In the second part is carried out an extraction with hexane. This step in turn is divided into three times: boiling time, rinsing time and recovery time. The objective is completely dragging the fat contained in the sample. Then weighed the fat extracted.

Preprocessing Step

This step has objectivity to gain two regions of ham area by segmentation process. The original image has wide resolution, the first step is cropping image and apply threshold and median filter 10 by 10 size of windows to remove the background and masking. To get the ham area Gaussian filter using 3 by 3 size of windows, normalization, and threshold on 0.1 and 0.6 to make mask of ham area. From this result there are conditions that the ham area has been divided become two regions or not yet. If already divided the process is done, but if not yet have to find the Inter-muscular fat that will split the area. By invert, normalization, and adaptive threshold we can retrieve the IMF (Inter-muscular Fat), and also region threshold applied to remove the noise. The adaptive threshold is worked to find the outer shape too.

This process has condition that IMF can be detected or not, it is depends on threshold, but to make it automatic, the condition should be work by find the center from the outer shape. However if we found the Inter-muscular we can use the center area of this area. This center will be used to reconstruct the Inter-muscular to be able split the region. Using minimum distance (Ecludiance distance applied) the line between center and nearest point of outer shape developed using linear interpolation and morphological operation. The final stage labeling and boundary applied to get the two regions. The whole process can be seen in Figure 3.

Fat Content Extraction

Two steps were developed to perform the contrast enhancement. The first step used twice the green channel to create the grey image (DoubleGreen) and the second used the product of the red, green and blue channels to create the grey image (TotalMix). For DoubleGreen, observation of the red, green and blue channels showed that contrast between lean muscle and marbling fat was noticeable in the green channel. When the DoubleGreen image was then subtracted marbling pixels dropped to or very near zero and muscle pixels returned to their values in the DoubleGreen image. Tripling of this image created a robust contrast between muscle and marbling pixels. For TotalMix, observation of pixel values in a full RGB color image showed that muscle pixels had lower values in all three color channels. The contrast enhancement and fat content extraction can be observed on Figure 3.

Figure 3. Proposed Algorithm

Progress Result

Result of the algorithm above is divided to three parts. First part is the preprocessing result and the second is fat content extraction. The final result is visualization fat content (marbling fat) on chart.

1. Preprocessing Result

Preprocessing result is related on segmentation step results that have been described before.

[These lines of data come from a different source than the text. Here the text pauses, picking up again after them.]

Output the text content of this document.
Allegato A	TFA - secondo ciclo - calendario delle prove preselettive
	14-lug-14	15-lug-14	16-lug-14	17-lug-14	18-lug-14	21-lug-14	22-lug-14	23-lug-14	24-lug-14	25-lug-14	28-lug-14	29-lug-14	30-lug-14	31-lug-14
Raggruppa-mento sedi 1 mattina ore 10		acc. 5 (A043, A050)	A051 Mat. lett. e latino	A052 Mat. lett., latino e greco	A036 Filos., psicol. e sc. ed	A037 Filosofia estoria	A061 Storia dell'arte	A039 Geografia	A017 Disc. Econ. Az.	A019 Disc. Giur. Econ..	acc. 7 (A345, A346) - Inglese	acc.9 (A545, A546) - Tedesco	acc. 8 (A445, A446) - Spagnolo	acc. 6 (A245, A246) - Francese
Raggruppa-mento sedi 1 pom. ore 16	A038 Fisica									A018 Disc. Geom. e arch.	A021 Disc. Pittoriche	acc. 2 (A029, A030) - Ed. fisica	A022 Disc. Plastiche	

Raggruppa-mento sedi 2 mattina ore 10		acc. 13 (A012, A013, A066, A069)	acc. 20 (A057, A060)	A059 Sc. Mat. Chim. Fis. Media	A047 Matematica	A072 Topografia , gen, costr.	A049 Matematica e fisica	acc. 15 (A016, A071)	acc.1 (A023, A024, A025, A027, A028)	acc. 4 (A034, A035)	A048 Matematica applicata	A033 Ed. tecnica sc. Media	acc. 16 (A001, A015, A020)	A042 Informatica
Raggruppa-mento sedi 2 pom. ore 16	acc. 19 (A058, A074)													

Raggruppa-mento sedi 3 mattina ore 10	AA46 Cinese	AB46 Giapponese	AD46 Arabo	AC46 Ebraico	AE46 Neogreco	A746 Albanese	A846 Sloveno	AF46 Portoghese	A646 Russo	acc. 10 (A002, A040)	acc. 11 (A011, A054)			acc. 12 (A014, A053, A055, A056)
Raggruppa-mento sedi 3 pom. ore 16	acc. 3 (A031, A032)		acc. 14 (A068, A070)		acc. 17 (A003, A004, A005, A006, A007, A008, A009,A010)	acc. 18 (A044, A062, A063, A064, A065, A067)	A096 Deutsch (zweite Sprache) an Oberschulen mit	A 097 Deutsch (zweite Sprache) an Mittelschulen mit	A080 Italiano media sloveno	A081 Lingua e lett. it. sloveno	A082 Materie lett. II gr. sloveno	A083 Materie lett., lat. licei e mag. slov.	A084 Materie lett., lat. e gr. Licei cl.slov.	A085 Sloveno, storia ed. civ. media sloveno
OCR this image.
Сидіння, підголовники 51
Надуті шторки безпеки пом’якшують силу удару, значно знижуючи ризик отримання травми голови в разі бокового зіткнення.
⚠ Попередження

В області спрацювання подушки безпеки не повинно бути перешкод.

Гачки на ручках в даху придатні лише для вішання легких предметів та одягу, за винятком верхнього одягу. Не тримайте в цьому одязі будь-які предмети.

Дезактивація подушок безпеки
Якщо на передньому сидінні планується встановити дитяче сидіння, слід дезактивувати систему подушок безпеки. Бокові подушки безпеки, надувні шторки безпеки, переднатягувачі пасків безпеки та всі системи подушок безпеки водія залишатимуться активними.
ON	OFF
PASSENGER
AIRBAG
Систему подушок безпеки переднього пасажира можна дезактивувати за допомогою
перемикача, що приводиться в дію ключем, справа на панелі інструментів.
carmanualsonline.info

The final result of segmentation can be seen clearly in the last image of this part.

The Inter-muscular reconstrution result is here.

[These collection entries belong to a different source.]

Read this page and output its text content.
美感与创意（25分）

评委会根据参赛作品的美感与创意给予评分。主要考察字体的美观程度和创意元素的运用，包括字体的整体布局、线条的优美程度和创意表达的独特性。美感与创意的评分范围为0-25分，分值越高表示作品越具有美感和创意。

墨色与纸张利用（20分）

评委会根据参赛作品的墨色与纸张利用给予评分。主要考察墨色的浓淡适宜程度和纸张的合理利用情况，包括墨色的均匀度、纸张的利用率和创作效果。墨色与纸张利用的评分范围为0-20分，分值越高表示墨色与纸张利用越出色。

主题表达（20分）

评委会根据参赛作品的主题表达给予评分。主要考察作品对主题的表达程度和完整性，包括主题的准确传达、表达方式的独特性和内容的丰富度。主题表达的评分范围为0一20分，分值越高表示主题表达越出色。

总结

Visualization of two regions from the measurement and ground truth (expert judgment).

2. Fat Content Extraction

Marbling area has been retrieve using enhancement method. Here is the result of this step.

3. Visualization

This result contains two kind plotting data result. The first one is the accuracy of segmentation process that divide ham area become two regions. The measurement that used is Jaccard Coefficient and Dice Coefficient. Almost all of the image have been segmented successfully upper 90% based on Dice Coeeficient and all image 70% success segmented based on Jaccard measurement.

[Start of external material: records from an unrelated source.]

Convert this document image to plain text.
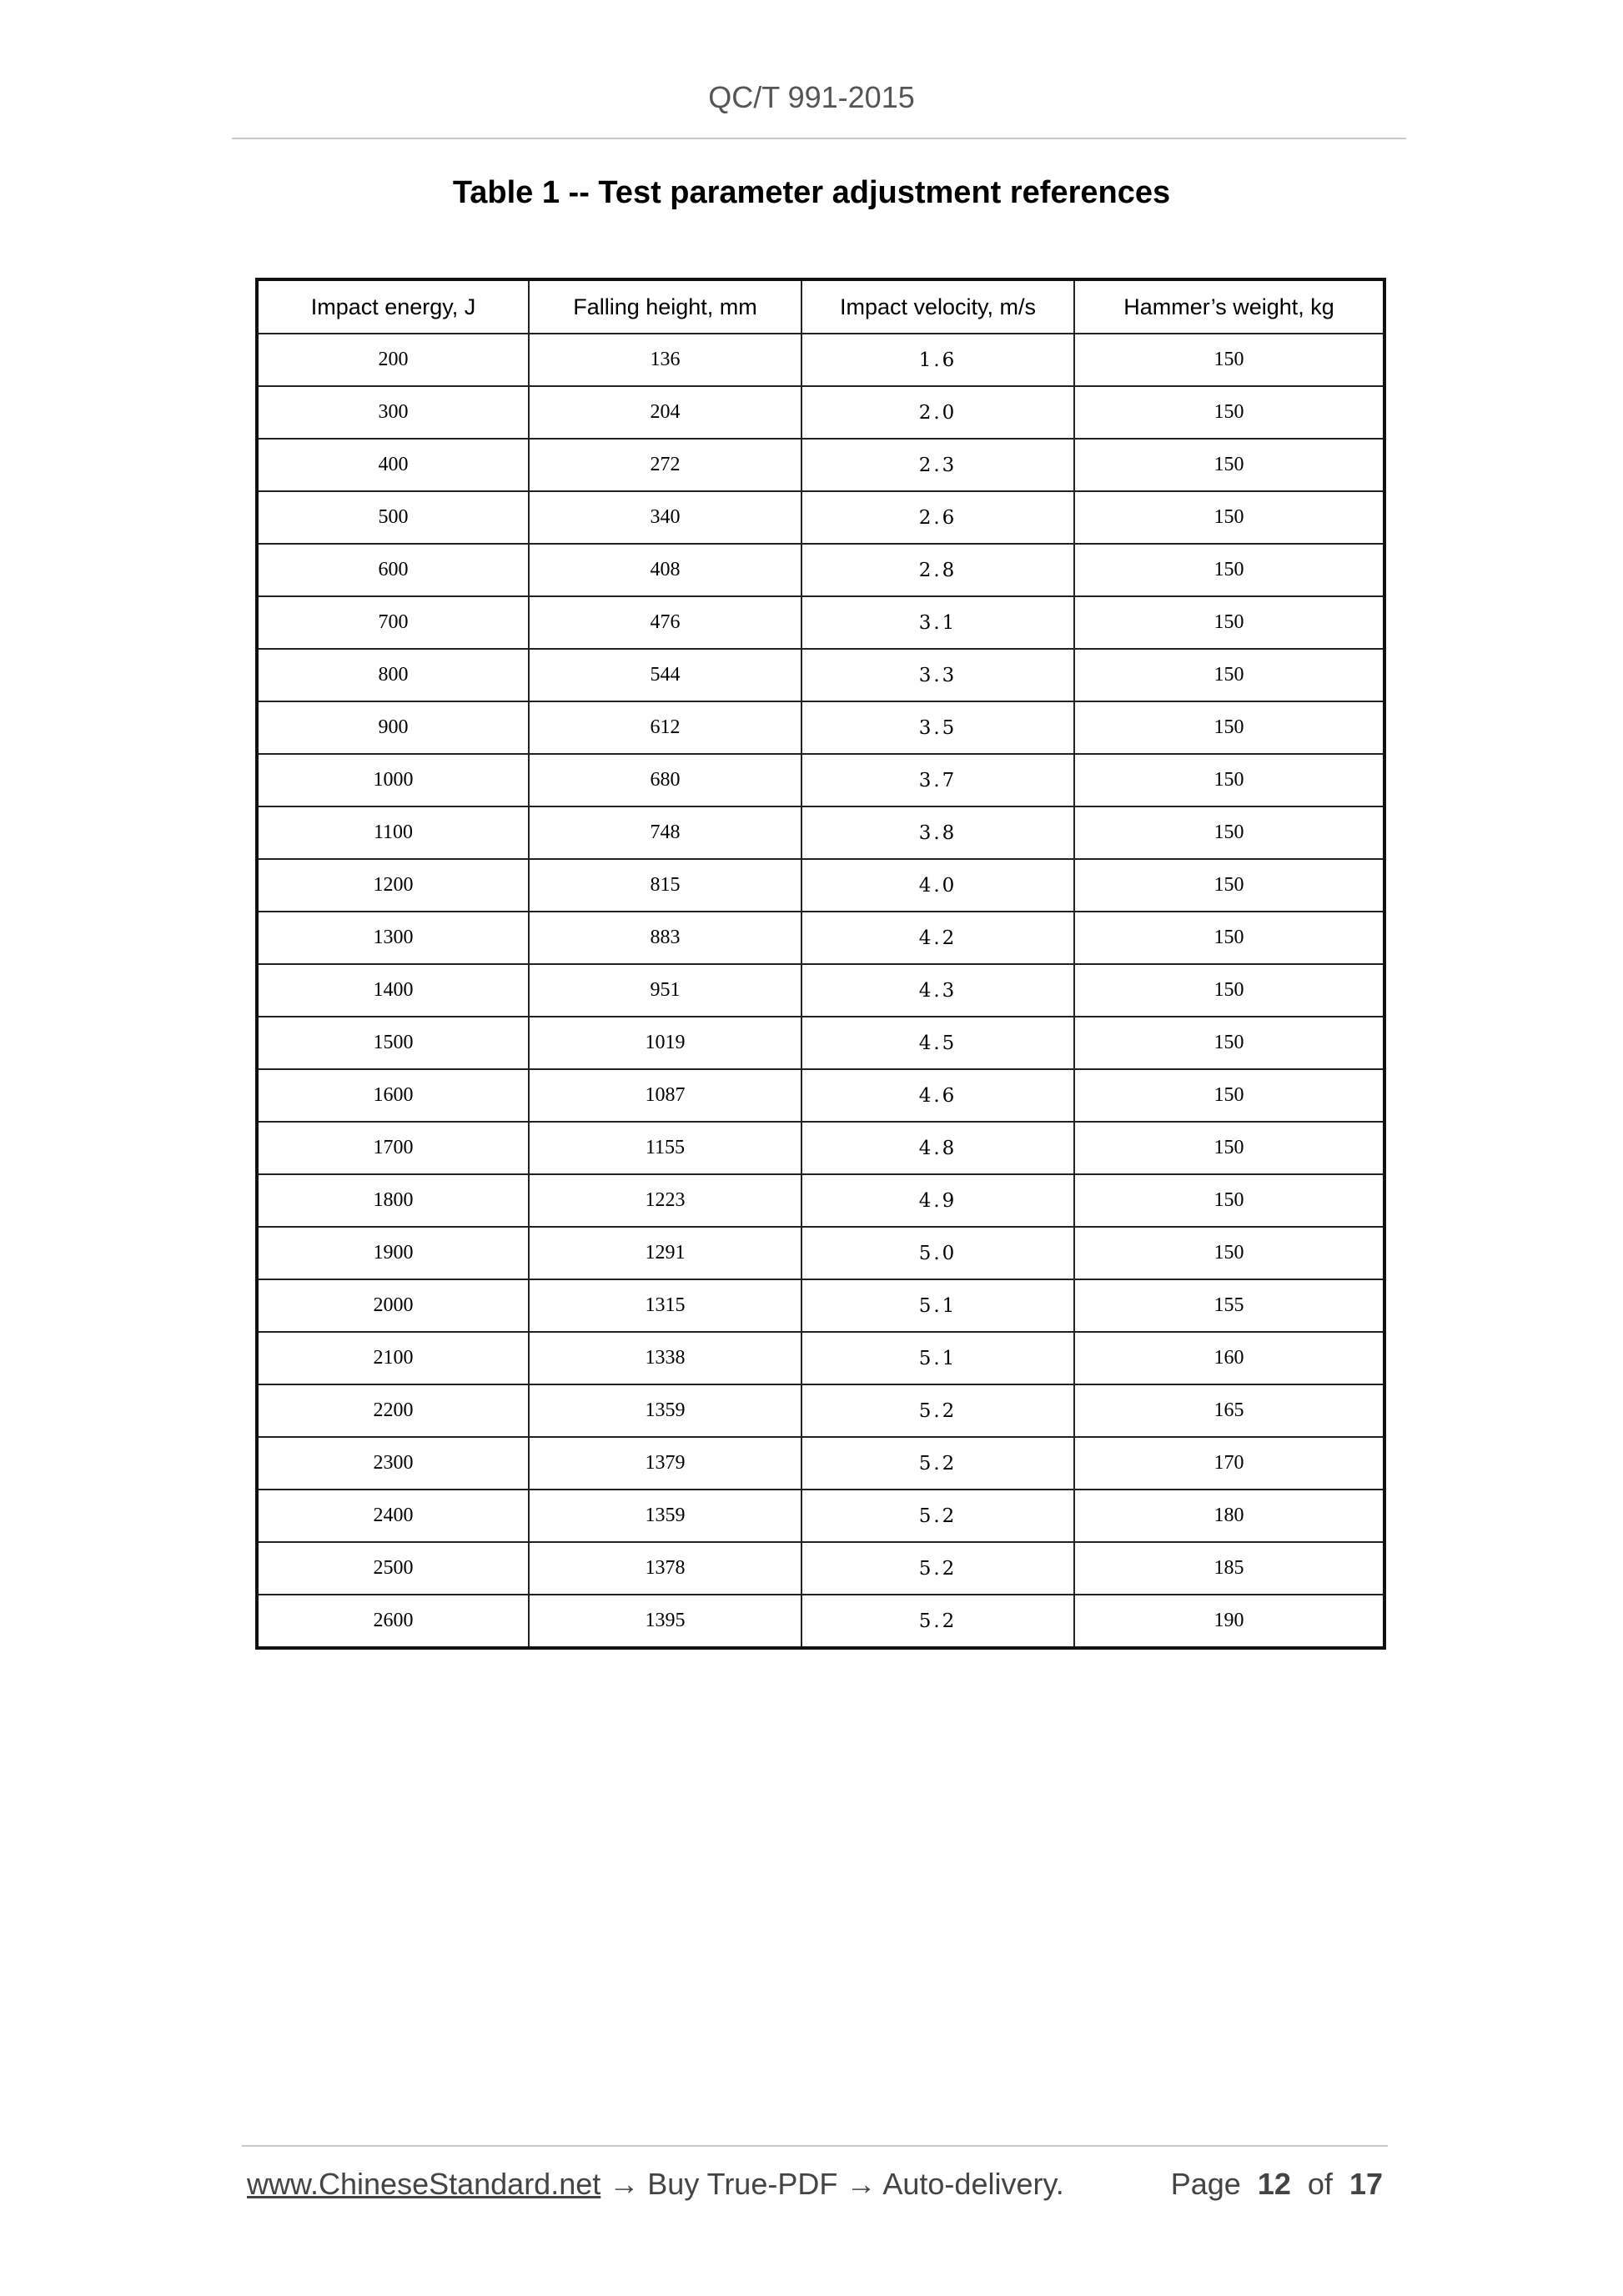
QC/T 991-2015
Table 1 -- Test parameter adjustment references
Impact energy, J	Falling height, mm	Impact velocity, m/s	Hammer’s weight, kg
200	136	1.6	150
300	204	2.0	150
400	272	2.3	150
500	340	2.6	150
600	408	2.8	150
700	476	3.1	150
800	544	3.3	150
900	612	3.5	150
1000	680	3.7	150
1100	748	3.8	150
1200	815	4.0	150
1300	883	4.2	150
1400	951	4.3	150
1500	1019	4.5	150
1600	1087	4.6	150
1700	1155	4.8	150
1800	1223	4.9	150
1900	1291	5.0	150
2000	1315	5.1	155
2100	1338	5.1	160
2200	1359	5.2	165
2300	1379	5.2	170
2400	1359	5.2	180
2500	1378	5.2	185
2600	1395	5.2	190
www.ChineseStandard.net → Buy True-PDF → Auto-delivery.	Page 12 of 17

The last result is a comparison measurement between result using enhancement method and chemical data as ground truth. This result still not good enough, the correlation of two data is 0.32 for Region of Interest 1and 0.65 for Region of Interest 2. This result still in progress and improvement using Fuzzy C-Means Clustering.

REFFERENCESS

1. Patrick Jackman, Da-Wen Sun, and Paul Allen, Recent advances in the use of computer vision technology in the quality assessment of fresh meats, Trend in Food Science & Technology, 22 (4) (2011), pp. 185–197.
2. J. Jia, A.P. Schinckel, J.C. Forrest, W. Chen, and J.R. Wagner, Prediction of lean and fat composition in swine carcasses from ham area measurements with image analysis, Meat Science, 85 (2) (2010), pp. 240–244.
3. L.H. Stien, A. Kiessling, F. Manne, Rapid estimation of fat content in salmon fillets by colour image analysis, Journal of Food Composition and Analysis, 20 (2) (2007), pp. 73–79.
4. N. A. Valous, K. Drakakis, and Da-Wen Sun, Detecting Fractal Power-law Long-range Dependence in Pre-sliced Cooked Pork Ham Surface Intensity Patterns Using Detrended Fluctuation Analysis, Meat Science, 86 (2) (2010) 289-297.
5. F. Mendoza, N. A. Valous, Da-Wen Sun and Paul Allen, Characterization of Fat-Connective Tissue Size Distribution in Pre-sliced Pork Hams Using Multifractal Analysis, Meat Science, 83 (4) (2009) 713-722.
6. C. J. Du, Da-Wen Sun, P. Jackman and P. Allen, Development of a Hybrid Image Processing Algorithm for Automatic Evaluation of Intramuscular Fat Content in Beef M. Longissimus dorsi, Meat Science, 80 (4) (2008) 1231-1237.
7. Tan J, Meat quality by computer vision, Journal of food engineering, 61 (1) (2004), pp. 27-35.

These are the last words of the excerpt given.